The report highlights the clear majority (71 percent) of the Jewish public, which agrees with the assertion that: “The countries of the world make moral demands of Israel that they do not make of other countries that are in situations of conflict.”
This sentiment represents the broader consensus in feeling that “the whole world is against us.” Similarly, a large majority (69 percent) of Israeli Jews characterize Israel’s relations with the countries of the world as not good, the study found.
According to the survey, 79 percent of Israeli Jews said that they would not take part in a consumer boycott of the Jewish settlements in the West Bank, as opposed to 59 percent of Arabs, who said that if a consumer boycott of settlement products were to be organized, they would not buy such products.

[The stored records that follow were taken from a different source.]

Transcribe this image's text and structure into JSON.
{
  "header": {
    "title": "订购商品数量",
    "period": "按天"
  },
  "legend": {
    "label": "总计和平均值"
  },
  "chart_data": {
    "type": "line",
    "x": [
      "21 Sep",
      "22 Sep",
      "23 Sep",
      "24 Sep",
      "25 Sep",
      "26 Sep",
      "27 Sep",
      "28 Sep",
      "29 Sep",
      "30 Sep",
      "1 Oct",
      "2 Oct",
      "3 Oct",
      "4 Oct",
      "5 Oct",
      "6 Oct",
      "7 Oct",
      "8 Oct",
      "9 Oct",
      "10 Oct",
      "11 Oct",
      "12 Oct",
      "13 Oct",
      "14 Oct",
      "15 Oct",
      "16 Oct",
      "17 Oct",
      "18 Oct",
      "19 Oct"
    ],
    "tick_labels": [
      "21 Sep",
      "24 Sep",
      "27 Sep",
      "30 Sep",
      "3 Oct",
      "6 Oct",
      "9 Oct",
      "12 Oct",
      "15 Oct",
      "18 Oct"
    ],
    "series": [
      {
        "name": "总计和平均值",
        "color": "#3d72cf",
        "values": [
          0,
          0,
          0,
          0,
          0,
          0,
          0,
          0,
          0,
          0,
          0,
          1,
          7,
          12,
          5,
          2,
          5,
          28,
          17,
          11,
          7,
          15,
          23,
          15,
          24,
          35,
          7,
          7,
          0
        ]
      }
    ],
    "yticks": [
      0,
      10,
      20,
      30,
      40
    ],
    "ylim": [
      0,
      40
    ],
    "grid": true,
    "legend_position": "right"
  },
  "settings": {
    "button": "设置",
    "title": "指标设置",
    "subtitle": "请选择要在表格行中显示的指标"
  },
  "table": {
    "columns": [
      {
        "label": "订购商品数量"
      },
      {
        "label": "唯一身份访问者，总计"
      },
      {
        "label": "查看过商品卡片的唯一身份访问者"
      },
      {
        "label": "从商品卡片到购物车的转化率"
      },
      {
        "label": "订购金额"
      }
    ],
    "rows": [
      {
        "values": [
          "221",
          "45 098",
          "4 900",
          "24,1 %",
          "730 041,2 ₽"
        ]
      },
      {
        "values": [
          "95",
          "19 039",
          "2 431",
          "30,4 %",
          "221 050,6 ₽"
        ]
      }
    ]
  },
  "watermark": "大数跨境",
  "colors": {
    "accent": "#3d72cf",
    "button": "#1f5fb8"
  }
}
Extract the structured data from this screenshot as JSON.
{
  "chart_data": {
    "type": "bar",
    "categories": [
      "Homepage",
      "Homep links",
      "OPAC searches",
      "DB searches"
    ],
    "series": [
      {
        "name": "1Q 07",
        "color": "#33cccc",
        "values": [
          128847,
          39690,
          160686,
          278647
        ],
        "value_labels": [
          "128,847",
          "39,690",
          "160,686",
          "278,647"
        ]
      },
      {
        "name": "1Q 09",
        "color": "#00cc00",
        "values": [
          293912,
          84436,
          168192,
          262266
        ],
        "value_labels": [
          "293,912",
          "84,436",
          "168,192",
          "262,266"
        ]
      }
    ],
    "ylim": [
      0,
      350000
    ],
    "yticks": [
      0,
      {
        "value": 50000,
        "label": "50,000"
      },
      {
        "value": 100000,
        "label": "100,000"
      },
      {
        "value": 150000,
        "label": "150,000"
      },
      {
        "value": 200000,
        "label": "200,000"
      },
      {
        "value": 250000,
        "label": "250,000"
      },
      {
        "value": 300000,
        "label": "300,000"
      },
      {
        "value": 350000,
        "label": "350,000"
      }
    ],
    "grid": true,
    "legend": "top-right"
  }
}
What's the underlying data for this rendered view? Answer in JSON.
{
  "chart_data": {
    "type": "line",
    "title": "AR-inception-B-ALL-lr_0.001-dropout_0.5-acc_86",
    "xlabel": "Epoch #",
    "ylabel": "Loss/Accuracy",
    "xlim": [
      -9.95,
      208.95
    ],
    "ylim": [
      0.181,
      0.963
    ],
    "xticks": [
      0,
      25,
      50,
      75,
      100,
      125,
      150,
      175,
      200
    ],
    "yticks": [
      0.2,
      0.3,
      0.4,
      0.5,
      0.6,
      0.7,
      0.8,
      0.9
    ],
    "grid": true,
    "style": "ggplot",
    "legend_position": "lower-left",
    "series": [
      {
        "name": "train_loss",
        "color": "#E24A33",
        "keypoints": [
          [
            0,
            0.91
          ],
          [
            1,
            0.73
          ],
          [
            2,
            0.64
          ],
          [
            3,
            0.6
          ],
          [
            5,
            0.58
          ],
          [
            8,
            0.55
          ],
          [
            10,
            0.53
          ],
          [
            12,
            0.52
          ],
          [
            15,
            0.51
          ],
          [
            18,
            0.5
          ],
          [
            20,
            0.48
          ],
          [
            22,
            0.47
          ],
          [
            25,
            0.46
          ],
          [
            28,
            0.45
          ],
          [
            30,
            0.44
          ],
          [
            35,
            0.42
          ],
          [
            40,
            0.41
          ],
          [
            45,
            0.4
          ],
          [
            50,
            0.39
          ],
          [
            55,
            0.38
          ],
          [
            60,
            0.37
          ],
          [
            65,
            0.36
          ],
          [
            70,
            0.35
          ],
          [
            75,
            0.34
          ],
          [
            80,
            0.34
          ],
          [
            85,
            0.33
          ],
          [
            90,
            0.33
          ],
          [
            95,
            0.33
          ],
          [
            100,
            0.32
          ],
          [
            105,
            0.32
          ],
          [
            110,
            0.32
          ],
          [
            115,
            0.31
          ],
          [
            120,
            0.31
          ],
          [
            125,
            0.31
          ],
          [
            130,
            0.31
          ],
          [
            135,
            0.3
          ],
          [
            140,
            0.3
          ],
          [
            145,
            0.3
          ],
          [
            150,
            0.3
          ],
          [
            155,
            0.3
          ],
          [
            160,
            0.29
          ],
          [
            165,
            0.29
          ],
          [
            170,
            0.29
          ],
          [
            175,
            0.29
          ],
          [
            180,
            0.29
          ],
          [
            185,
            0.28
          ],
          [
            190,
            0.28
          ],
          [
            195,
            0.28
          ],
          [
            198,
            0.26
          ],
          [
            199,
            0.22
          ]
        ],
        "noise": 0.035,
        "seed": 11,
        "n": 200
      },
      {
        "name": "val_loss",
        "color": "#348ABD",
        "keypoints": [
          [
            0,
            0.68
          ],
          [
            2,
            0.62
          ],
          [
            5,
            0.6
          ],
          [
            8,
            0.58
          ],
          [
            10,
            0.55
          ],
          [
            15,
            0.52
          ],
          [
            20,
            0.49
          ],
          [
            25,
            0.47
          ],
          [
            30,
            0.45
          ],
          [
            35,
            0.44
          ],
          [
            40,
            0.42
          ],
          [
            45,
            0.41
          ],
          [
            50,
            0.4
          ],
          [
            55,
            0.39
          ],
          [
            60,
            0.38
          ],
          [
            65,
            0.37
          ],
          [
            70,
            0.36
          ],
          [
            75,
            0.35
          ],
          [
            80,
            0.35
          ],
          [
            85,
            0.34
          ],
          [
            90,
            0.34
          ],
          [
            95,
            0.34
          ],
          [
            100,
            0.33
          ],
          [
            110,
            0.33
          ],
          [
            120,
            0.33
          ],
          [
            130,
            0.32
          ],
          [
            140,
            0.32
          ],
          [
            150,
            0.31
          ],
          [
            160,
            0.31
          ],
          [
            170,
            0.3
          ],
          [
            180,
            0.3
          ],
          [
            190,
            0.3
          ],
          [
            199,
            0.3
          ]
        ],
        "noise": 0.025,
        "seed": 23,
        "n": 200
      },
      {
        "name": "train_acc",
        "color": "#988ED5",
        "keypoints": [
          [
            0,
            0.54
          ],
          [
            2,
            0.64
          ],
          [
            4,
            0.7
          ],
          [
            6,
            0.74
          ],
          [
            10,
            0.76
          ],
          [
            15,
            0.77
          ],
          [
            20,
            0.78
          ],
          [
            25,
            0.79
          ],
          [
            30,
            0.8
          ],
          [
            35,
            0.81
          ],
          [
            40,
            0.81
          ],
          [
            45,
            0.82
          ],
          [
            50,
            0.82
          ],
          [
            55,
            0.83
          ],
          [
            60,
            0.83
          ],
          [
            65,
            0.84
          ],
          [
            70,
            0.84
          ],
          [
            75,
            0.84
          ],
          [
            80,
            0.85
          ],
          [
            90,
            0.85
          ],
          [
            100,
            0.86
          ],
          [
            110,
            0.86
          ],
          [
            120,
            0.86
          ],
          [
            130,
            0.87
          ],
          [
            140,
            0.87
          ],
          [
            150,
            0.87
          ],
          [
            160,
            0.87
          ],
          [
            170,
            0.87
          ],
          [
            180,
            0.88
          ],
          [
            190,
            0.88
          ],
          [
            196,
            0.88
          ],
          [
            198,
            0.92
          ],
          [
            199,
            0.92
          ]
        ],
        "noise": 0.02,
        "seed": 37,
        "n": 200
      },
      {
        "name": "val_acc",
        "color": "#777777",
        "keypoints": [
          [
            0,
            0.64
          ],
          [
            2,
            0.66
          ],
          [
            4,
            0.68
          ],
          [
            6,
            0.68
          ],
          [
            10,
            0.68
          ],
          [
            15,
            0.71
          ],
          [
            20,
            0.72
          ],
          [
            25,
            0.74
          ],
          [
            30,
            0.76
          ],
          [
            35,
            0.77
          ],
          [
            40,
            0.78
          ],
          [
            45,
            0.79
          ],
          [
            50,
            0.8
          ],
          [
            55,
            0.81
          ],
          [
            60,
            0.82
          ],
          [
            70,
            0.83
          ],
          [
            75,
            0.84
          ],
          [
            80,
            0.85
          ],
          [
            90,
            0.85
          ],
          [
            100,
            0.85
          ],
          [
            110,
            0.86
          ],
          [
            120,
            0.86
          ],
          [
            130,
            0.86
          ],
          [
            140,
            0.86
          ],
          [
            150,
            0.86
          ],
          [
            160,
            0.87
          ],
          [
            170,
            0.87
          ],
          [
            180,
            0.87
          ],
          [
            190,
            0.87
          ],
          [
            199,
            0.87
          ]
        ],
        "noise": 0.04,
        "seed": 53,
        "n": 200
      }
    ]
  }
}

Meanwhile, the report states that 75 percent of Jewish respondents indicated a lack of desire to live in the settlements in the territories, even if they could receive improved housing at a low price. 48 percent of Jewish Israelis stated that they have not visited any homes in the West Bank during the last five years.
When asked about the potential to reach an agreement under current circumstances, 53 percent of respondents indicated that they do not think Prime Minister Benjamin Netanyahu is prepared to consider an agreement that would entail giving up settlements that are outside the settlement blocs, despite the assertions he made when meeting with the foreign finister of the European Union that he supports negotiations about the borders of the settlement blocs.
Regarding the distribution of responsibilities in Israel’s Foreign Ministry, where Netanyahu kept the portfolio of foreign minister for himself but distributed some of the responsibilities of the job among many other ministers, 62 percent of the Jewish respondents believe the division will not improve Israel’s ability to manage its diplomatic affairs, according to the report.
According to the survey over half of the Jewish public (52 percent) currently supports separating Jewish and Palestinian passengers on buses in the territories, in line with the experiment announced by Defense Minister Moshe Ya’alon, as opposed to 42 percent who oppose it.
Another finding suggested disaffection with the government: 62 percent of the Jewish public is not satisfied with the distribution of cabinet posts in the new government.